Menurut Lia, proses administrasi penyerahan dilakukan melalui Surat Pelepasan Hak (SPH) prioritas yang ditandatangani Camat Bogor Barat. Dokumen tersebut menjadi dasar penyerahan bidang tanah dari warga Taman Cibalagung kepada Pemerintah Kota Bogor sebelum proses sertifikasi dilakukan.
Dari proses sertifikasi yang diajukan ke Kantor Pertanahan Kota Bogor, Pemkot berhasil memperoleh dua Sertifikat Hak Pakai. Sertifikat tersebut masing-masing diterbitkan untuk lahan sekitar 198 meter persegi yang dimanfaatkan sebagai masjid dan lahan sekitar 600 meter persegi yang digunakan sebagai lapangan.
Sementara itu, satu bidang lainnya dengan luas sekitar 170 meter persegi yang saat ini dimanfaatkan sebagai ruang serbaguna masih menunggu proses tindak lanjut administrasi.
Lia mengungkapkan, hasil penelusuran melalui aplikasi Bhumi ATR/BPN menunjukkan adanya Sertifikat Hak Milik (SHM) seluas 162 meter persegi pada salah satu bidang tanah. Meski demikian, menurutnya kondisi tersebut tidak mengubah fakta bahwa penguasaan fisik lahan hingga kini masih berada di tangan Pemerintah Kota Bogor.
“Sampai saat ini lahan dimaksud masih dikuasai oleh Pemerintah Kota Bogor dan kami juga telah melakukan pengamanan fisik aset melalui pemasangan plang yang hingga sekarang masih terpasang dengan baik,” ujar Lia, Jumat (26/6/2026).
Ia menambahkan, aset tersebut masih dimanfaatkan untuk kepentingan masyarakat, di antaranya sebagai posyandu dan ruang serbaguna.
Penjelasan serupa disampaikan Kepala Bidang Aset BKAD Kota Bogor, Agih Pribadi Kusuma. Ia memastikan informasi yang menyebut BKAD menjual aset daerah tidak sesuai dengan kondisi yang sebenarnya.
“Tidak mungkin BKAD menjual atau mengizinkan seseorang mensertifikatkan maupun menguasai aset negara. Informasi yang menyebut BKAD menjual aset itu tidak benar,” tegas Agih.
Agih menjelaskan, aset yang dipersoalkan meliputi sarana olahraga seluas sekitar 600 meter persegi, gedung serbaguna sekitar 200 meter persegi, serta masjid sekitar 170 meter persegi. Seluruh fasilitas umum tersebut, kata dia, diserahkan kepada Pemerintah Kota Bogor melalui Dinas Perumahan dan Permukiman (Disperumkim) pada 2024 untuk dicatat sebagai aset daerah.

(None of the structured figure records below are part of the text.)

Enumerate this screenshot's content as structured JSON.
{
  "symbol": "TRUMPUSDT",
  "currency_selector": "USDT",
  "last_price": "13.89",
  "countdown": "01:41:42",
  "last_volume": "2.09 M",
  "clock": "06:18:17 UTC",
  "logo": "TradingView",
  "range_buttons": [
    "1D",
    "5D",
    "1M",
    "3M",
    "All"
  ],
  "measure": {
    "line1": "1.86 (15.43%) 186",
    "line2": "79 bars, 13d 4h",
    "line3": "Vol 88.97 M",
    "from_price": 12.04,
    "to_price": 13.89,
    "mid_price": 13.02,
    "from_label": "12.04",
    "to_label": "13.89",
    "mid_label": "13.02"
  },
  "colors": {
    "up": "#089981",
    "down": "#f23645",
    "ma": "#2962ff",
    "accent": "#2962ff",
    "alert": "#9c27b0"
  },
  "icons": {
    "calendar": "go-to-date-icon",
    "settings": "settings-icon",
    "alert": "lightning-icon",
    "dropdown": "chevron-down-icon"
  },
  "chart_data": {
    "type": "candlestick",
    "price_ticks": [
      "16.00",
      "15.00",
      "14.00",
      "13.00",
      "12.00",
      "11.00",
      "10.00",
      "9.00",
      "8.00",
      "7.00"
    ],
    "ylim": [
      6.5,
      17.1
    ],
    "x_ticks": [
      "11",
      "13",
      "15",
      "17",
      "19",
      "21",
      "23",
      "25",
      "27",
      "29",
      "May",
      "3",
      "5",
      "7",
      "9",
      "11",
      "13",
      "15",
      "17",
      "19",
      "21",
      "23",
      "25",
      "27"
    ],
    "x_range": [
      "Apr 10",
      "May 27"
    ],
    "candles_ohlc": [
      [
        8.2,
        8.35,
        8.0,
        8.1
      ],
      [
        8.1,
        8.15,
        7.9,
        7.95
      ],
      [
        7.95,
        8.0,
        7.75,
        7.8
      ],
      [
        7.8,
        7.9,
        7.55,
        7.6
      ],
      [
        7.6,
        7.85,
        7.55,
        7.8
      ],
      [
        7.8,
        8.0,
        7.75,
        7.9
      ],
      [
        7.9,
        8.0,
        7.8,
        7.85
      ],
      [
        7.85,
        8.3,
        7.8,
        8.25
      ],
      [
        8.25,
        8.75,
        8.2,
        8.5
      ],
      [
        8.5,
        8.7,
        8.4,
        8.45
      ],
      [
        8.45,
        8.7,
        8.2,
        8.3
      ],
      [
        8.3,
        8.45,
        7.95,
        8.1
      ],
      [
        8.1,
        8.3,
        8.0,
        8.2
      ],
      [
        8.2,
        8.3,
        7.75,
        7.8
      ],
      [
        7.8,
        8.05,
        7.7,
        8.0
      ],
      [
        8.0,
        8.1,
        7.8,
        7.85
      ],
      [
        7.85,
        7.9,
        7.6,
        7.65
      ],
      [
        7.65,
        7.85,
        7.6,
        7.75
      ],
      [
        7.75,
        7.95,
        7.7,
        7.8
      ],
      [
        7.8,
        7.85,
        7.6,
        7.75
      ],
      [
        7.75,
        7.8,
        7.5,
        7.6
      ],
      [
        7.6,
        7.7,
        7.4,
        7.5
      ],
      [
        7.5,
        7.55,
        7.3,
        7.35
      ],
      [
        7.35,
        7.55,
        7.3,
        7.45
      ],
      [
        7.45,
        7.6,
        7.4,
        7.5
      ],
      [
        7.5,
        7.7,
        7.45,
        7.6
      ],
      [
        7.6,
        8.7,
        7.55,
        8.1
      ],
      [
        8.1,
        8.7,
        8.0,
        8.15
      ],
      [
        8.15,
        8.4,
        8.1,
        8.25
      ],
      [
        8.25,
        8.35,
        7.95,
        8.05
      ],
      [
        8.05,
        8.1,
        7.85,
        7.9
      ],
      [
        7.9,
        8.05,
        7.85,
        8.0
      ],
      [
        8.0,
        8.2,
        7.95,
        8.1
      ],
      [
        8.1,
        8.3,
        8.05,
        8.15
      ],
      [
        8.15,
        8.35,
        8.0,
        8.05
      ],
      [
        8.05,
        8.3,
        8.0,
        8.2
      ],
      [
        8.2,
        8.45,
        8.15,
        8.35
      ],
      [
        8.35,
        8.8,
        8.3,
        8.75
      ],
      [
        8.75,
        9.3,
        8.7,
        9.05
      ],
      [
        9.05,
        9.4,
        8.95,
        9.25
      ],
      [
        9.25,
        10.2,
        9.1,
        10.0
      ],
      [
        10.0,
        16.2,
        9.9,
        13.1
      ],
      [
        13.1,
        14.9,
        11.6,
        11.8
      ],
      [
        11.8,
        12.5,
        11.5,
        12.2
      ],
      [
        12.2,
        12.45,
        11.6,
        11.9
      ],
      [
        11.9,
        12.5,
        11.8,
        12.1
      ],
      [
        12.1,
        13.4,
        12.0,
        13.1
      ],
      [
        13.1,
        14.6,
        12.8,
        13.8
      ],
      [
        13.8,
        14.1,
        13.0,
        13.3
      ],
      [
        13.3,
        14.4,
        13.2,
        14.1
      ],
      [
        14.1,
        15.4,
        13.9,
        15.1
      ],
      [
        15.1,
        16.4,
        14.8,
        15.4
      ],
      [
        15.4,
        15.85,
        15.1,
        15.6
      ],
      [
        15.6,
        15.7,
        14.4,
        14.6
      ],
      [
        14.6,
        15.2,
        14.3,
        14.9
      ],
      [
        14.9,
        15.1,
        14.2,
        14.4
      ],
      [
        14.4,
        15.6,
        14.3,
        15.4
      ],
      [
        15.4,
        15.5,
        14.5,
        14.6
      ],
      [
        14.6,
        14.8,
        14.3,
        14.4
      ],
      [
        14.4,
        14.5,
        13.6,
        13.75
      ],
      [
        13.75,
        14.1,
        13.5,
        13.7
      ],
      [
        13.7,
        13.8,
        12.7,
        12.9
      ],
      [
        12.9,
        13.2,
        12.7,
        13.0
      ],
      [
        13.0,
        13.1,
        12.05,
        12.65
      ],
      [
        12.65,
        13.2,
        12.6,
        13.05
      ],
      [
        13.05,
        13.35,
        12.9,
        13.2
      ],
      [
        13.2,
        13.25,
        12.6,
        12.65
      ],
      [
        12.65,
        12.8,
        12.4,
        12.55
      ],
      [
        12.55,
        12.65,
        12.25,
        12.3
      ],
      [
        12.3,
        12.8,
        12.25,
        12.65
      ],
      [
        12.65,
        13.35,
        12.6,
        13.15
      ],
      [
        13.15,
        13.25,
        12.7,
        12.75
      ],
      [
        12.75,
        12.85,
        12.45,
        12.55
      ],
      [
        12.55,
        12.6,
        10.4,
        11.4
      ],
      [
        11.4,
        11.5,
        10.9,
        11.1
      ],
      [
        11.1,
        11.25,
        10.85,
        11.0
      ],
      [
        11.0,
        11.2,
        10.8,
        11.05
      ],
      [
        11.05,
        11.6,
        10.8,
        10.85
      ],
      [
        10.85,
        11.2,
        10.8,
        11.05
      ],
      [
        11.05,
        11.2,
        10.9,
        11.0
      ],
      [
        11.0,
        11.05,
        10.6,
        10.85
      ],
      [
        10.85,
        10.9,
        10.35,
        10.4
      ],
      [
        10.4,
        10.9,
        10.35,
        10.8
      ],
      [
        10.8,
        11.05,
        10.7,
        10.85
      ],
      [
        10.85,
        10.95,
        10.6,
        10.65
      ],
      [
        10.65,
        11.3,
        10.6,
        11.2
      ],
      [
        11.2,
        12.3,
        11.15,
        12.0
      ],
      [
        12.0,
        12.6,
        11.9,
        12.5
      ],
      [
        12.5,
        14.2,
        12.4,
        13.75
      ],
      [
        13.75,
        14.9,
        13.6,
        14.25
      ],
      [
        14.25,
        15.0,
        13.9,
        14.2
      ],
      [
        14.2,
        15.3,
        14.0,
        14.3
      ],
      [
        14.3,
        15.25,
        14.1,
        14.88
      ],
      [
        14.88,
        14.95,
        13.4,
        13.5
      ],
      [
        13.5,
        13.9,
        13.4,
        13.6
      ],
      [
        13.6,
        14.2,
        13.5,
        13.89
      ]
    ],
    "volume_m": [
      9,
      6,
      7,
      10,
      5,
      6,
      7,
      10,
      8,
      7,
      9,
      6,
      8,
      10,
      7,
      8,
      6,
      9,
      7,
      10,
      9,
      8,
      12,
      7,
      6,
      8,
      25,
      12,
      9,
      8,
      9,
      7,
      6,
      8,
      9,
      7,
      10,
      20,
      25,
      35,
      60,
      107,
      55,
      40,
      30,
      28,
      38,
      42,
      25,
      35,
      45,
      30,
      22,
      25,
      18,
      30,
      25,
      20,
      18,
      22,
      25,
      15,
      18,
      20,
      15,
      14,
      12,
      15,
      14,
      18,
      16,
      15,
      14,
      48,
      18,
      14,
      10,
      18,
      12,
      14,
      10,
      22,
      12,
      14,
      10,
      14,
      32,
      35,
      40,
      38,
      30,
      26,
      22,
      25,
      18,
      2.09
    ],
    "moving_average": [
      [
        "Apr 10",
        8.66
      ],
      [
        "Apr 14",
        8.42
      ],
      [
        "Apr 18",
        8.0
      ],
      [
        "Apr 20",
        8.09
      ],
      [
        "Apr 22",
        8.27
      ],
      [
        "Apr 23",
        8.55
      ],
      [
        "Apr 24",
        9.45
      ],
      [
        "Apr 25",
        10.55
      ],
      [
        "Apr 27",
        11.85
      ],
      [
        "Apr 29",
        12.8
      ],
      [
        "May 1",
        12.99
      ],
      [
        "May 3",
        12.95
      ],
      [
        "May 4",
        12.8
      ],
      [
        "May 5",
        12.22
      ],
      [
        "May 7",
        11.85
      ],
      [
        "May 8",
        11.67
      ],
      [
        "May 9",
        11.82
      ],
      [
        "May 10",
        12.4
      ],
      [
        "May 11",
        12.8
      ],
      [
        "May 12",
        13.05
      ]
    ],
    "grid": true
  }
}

Saat proses sertifikasi dilakukan, Pemkot baru mengetahui salah satu bidang tanah telah memiliki SHM yang diterbitkan pada tahun 2000. Akibatnya, proses sertifikasi terhadap bidang tersebut belum dapat dilanjutkan.
“Dari proses sertifikasi itu, yang berhasil disertifikatkan hanya dua aset, yakni sarana olahraga dan masjid. Sementara saat akan memproses bidang lainnya, kami mendapat informasi dari BPN bahwa sudah ada SHM yang terbit pada tahun 2000,” jelasnya.
Agih menegaskan BKAD tidak mengetahui proses penerbitan SHM tersebut karena berada di luar kewenangan pemerintah daerah.
“Kami tidak tahu-menahu mengenai proses terbitnya SHM tersebut,” katanya.
BKAD memastikan akan terus berkoordinasi dengan instansi terkait guna menyiapkan langkah lanjutan dalam rangka mengamankan aset milik Pemerintah Kota Bogor sekaligus memastikan status aset tersebut tetap terlindungi sesuai ketentuan yang berlaku.